Ce discours de madame Pampinée reçut une approbation générale. Ses compagnes furent si enchantées de son projet, qu’elles avaient déjà cherché en elles-mêmes des moyens pour l’exécution, comme si elles eussent dû partir sur l’heure. Cependant madame Philomène, femme très-sensée, crut devoir leur communiquer ses observations : « Quoique ce que vient de proposer madame Pampinée soit très-raisonnable et très-bien vu, dit-elle, il ne serait pourtant pas sage de l’exécuter sur-le-champ, comme il semble que nous voulons le faire. Nous sommes femmes, et il n’en est aucune, parmi nous, qui ignore que, sans la conduite de quelque homme, nous ne savons pas nous gouverner. Nous sommes faibles, inquiètes, soupçonneuses, craintives et naturellement peureuses : ainsi, il est à craindre que notre société ne soit pas de longue durée, si nous n’avons un guide et un soutien. Il faut donc nous occuper d’abord de cet objet, si nous voulons soutenir avec honneur la démarche que nous allons faire.

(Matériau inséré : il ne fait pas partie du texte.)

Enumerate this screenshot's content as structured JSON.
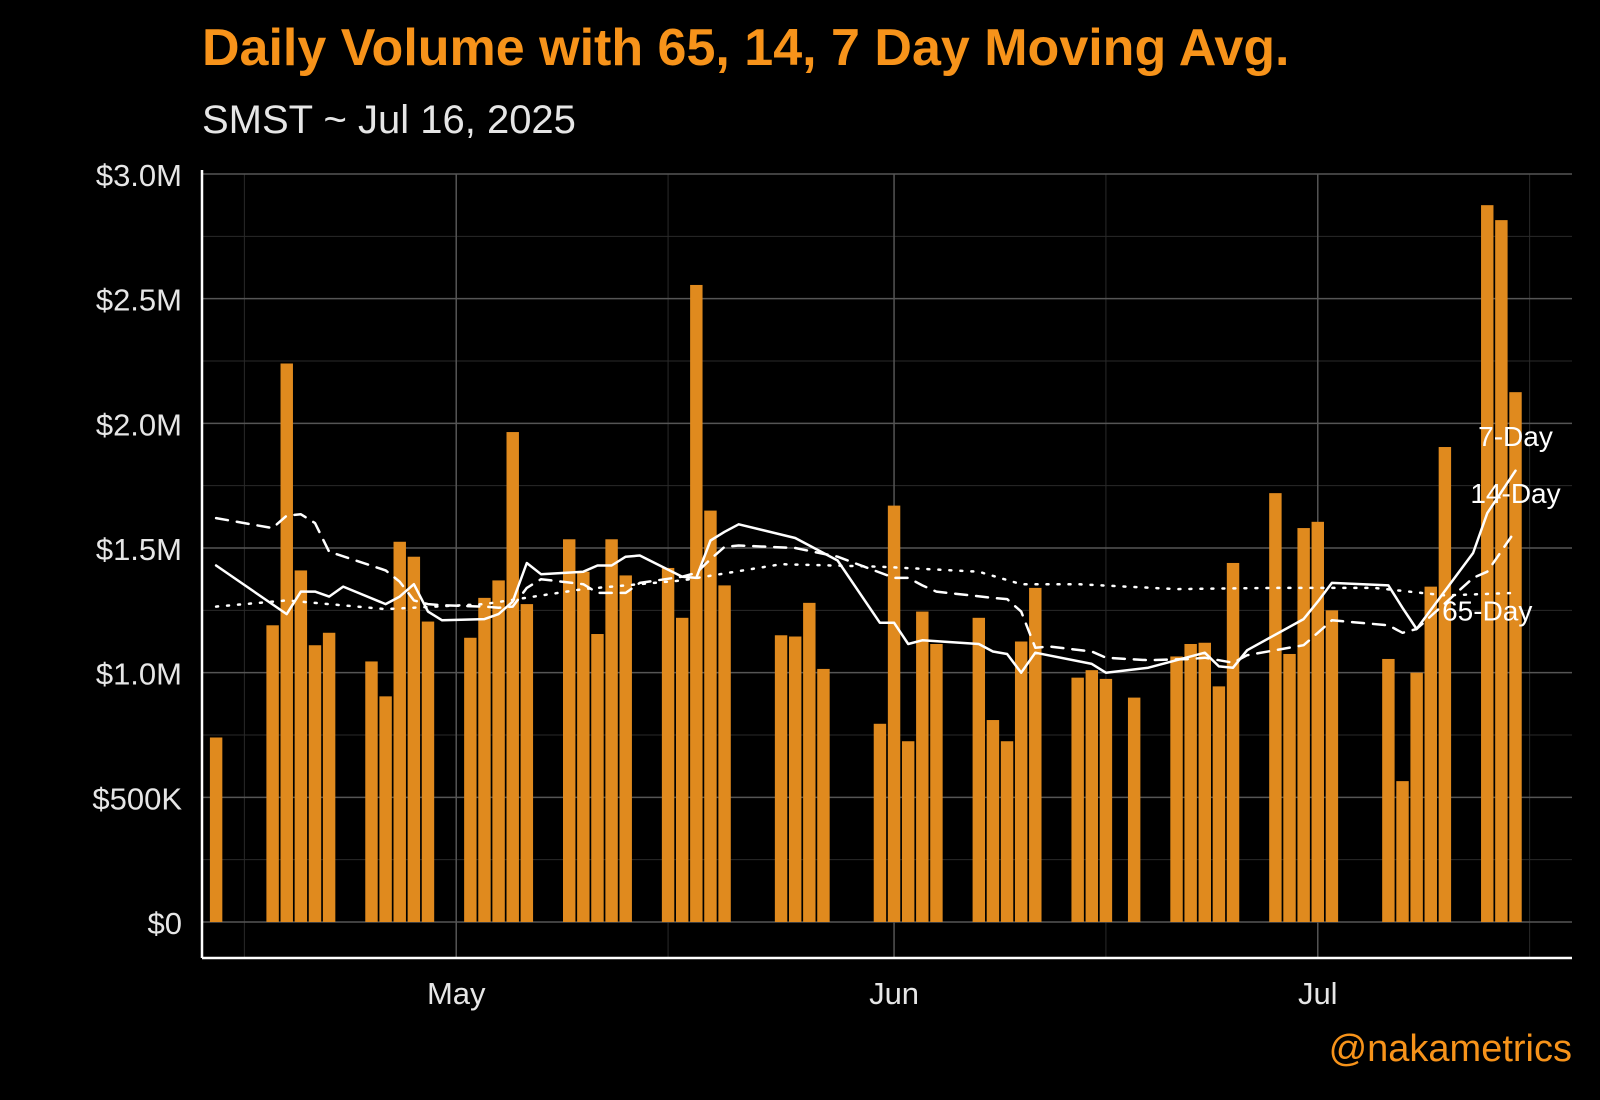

— Et véritablement, répondit Élise, les hommes sont les chefs des femmes. Il ne nous sera guère possible de faire rien de bon ni de solide, si nous sommes privés de leur secours. Mais comment pourrons-nous avoir des hommes ? Les maris de la plupart de nous sont morts ; et ceux qui ne le sont pas courent le monde, sans que nous sachions où ils peuvent être actuellement. Prendre des inconnus ne serait pas décent. Il faut pourtant que nous songions à conserver notre santé et à nous garantir de l’ennui du mieux qu’il nous sera possible ! »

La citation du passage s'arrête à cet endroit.